It is certainly OK to vent and complain here. We all need it sometime. I'm just suggesting another way to look at the situation.
And I'm asking for another way to look at the situation, believe me.
Thank you so much for all those links! I'm opening our library catalog right now. I already have a couple of books about really big numbers to get tomorrow. She seems to really be into the concepts, with a surprising insight into them, too.
I think this is why on achievement tests at age 7 or so you get about 2-3 years above grade level and the kid is considered in the >99.9 percentile, while with reading you can be 5 years ahead of grade level and only be in the high 90s.

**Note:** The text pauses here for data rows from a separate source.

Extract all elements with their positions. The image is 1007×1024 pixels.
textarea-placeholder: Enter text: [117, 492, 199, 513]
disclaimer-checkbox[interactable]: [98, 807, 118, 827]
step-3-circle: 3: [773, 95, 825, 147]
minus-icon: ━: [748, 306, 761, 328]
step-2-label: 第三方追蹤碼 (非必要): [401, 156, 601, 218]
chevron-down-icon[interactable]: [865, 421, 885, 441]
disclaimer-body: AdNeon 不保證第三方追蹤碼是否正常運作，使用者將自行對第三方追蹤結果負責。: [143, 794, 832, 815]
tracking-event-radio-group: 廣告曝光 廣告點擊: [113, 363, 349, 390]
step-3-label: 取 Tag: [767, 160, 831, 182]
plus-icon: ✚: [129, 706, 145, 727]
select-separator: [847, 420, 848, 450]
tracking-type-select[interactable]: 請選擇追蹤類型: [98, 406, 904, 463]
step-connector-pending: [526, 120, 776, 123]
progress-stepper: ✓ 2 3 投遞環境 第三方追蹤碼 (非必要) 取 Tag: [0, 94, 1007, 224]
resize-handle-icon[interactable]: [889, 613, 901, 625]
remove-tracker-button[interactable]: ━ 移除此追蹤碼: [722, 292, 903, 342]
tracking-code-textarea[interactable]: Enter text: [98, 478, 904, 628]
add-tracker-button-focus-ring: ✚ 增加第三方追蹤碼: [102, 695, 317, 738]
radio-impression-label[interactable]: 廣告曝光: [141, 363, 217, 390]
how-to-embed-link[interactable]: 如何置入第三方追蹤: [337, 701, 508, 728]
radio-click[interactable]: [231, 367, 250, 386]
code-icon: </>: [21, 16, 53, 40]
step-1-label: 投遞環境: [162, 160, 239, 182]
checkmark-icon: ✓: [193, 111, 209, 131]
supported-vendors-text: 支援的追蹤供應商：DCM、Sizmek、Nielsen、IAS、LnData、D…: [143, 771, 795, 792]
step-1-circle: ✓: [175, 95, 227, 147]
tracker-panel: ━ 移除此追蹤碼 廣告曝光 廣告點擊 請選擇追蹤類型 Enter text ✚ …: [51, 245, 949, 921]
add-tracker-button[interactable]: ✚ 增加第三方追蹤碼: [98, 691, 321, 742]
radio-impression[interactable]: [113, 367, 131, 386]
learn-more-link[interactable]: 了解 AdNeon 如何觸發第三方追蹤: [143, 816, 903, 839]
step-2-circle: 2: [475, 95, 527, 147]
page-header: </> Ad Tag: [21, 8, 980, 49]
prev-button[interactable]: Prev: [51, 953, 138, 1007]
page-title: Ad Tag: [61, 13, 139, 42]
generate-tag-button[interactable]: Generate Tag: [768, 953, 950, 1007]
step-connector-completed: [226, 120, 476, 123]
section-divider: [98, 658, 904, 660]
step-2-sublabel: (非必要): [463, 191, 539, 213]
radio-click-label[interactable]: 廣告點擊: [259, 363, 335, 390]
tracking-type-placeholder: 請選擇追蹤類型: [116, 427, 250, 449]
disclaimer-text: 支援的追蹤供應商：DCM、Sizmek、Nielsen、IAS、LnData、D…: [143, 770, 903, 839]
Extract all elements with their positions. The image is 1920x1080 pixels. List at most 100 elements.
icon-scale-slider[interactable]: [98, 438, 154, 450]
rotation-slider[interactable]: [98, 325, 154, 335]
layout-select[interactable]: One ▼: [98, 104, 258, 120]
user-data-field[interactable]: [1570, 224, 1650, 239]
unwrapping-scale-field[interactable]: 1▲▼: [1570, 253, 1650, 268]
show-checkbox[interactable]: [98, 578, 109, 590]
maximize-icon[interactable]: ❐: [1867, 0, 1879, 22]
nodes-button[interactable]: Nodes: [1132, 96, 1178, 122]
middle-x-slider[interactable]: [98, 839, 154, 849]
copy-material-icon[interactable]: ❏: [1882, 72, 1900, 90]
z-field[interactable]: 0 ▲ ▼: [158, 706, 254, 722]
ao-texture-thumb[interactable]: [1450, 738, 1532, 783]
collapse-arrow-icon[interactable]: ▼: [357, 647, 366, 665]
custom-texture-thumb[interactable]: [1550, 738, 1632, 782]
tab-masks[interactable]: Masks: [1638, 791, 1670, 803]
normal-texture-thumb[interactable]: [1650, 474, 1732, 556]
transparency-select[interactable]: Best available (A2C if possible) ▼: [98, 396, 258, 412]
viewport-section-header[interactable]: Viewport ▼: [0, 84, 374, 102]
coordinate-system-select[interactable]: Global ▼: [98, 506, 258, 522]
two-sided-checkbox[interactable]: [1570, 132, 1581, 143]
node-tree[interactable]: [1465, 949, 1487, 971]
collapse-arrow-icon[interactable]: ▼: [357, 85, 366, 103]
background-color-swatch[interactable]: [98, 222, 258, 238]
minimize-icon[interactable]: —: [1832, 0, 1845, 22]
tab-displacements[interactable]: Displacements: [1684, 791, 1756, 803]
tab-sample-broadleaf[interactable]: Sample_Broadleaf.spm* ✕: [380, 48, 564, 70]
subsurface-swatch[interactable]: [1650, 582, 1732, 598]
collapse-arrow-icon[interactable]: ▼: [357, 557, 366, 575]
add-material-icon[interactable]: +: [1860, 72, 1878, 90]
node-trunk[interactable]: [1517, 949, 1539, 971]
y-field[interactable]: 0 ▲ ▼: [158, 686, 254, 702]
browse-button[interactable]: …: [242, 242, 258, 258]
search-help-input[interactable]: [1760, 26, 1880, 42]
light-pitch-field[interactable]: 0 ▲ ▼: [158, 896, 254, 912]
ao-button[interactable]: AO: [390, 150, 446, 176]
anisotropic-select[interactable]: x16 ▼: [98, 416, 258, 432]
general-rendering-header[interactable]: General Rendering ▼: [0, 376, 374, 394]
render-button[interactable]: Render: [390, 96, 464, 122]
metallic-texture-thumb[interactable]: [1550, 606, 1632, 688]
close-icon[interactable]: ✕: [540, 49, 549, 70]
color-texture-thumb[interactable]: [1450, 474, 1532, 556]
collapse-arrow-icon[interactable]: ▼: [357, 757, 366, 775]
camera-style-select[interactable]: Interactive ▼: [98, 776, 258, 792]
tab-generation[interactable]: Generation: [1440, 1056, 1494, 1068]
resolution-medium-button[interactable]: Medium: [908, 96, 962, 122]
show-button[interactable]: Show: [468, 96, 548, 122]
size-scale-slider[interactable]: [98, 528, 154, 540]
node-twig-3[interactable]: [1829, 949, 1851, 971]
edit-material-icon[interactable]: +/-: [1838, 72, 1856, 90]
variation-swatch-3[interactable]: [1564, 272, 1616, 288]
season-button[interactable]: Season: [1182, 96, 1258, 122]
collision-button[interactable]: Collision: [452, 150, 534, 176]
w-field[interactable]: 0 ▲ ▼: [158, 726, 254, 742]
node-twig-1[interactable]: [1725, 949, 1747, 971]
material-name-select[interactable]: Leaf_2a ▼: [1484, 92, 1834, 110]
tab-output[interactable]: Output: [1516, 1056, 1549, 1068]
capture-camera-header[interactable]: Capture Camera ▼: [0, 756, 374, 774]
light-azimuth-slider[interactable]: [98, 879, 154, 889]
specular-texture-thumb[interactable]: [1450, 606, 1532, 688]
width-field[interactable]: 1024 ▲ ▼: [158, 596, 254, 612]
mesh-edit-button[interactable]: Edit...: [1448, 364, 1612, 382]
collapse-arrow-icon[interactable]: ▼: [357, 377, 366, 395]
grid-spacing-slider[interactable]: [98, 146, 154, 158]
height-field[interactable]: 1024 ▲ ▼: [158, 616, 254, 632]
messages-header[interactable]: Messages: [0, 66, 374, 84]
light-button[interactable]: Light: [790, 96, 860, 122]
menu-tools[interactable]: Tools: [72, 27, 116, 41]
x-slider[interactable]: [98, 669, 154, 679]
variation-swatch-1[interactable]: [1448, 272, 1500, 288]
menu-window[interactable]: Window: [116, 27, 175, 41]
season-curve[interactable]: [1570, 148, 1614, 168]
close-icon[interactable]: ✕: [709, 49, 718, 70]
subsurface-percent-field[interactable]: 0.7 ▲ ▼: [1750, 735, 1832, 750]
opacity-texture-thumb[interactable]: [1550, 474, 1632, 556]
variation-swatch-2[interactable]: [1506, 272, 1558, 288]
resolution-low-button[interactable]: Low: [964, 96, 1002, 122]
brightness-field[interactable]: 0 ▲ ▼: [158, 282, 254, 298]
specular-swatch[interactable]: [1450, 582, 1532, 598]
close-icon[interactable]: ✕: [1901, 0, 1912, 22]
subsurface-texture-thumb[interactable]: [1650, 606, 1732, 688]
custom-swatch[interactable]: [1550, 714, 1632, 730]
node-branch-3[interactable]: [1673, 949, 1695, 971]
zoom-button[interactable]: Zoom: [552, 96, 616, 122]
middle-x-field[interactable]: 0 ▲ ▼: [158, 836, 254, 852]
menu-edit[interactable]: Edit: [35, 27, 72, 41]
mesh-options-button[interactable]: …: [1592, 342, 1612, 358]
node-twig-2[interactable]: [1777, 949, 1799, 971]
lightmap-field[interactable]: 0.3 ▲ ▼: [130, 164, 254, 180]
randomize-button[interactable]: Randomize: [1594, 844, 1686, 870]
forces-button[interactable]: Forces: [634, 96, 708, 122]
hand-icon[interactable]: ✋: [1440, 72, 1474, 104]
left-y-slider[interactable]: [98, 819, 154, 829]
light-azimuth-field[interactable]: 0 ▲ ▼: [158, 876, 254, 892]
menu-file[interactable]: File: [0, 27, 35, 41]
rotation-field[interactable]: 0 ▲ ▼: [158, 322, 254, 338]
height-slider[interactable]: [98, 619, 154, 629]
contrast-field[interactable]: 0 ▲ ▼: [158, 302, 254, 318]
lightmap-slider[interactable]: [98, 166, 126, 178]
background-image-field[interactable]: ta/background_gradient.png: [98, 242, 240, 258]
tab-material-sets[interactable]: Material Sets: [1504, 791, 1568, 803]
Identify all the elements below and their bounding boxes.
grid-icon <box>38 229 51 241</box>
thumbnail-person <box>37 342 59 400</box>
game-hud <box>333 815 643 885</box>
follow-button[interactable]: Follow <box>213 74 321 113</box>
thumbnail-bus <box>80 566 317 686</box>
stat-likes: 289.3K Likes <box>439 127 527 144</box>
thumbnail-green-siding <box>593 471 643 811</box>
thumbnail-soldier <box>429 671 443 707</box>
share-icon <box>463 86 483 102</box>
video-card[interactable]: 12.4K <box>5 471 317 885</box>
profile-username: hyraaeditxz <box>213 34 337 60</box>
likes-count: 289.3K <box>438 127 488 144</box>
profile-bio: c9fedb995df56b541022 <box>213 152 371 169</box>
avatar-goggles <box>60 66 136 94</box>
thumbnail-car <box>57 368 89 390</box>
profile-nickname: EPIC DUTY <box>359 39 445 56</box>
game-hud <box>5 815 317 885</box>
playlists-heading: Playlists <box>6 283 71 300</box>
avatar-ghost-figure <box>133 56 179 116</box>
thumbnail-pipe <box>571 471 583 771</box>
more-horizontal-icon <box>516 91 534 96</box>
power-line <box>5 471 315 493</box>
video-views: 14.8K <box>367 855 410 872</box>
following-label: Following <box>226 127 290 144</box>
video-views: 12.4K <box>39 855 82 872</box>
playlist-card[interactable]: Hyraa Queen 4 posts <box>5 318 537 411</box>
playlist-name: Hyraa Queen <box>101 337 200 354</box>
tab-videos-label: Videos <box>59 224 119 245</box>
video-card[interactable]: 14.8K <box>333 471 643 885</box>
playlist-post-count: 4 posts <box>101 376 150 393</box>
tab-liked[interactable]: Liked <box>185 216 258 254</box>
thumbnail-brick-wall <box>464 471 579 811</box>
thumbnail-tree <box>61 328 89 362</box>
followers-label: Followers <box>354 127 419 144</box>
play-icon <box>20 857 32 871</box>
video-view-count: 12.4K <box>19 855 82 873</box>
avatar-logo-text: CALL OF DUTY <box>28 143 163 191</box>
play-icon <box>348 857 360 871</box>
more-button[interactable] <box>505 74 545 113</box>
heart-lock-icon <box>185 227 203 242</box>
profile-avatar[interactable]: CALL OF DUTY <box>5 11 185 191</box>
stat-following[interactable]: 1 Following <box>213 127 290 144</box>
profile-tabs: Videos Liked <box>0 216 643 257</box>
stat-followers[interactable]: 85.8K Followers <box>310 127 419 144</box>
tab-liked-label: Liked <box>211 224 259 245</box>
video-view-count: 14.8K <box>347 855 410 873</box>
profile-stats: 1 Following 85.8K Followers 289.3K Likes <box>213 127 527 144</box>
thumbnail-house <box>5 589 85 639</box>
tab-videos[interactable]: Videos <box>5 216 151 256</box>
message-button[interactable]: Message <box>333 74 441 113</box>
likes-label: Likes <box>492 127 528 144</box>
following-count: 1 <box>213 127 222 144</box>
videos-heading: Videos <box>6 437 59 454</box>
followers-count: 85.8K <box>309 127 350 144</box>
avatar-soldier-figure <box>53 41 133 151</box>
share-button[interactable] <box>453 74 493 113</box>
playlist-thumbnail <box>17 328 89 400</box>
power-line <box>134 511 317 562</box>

It feels like reading a higher level book isn't that different from reading a simple book, but it's just something that builds on what you've read before in terms of vocabulary and speed, and uses attention span and maturity as you get older. I mean, reading Plato and Shakespeare are a matter of concentration and understanding, not reading mechanics. But I'm fascinated by the ceiling on mathematical ability and how you can't force something until their brain is there. I've just tried to explain what I see in my DD three times and I can't do it well, so bear with me. She does interesting complicated stuff, but only on small numbers, and it's not a quantum shift from 1,2,3, lots to 1, 2, 3... 1,000. She has tens, but hundreds are shaky, and not fully instinctive. And getting hundreds won't mean she's automatically got thousands. She's got fractions, but I haven't tried decimals yet because of the place value issue. It's fascinating, particularly since I'm math phobic.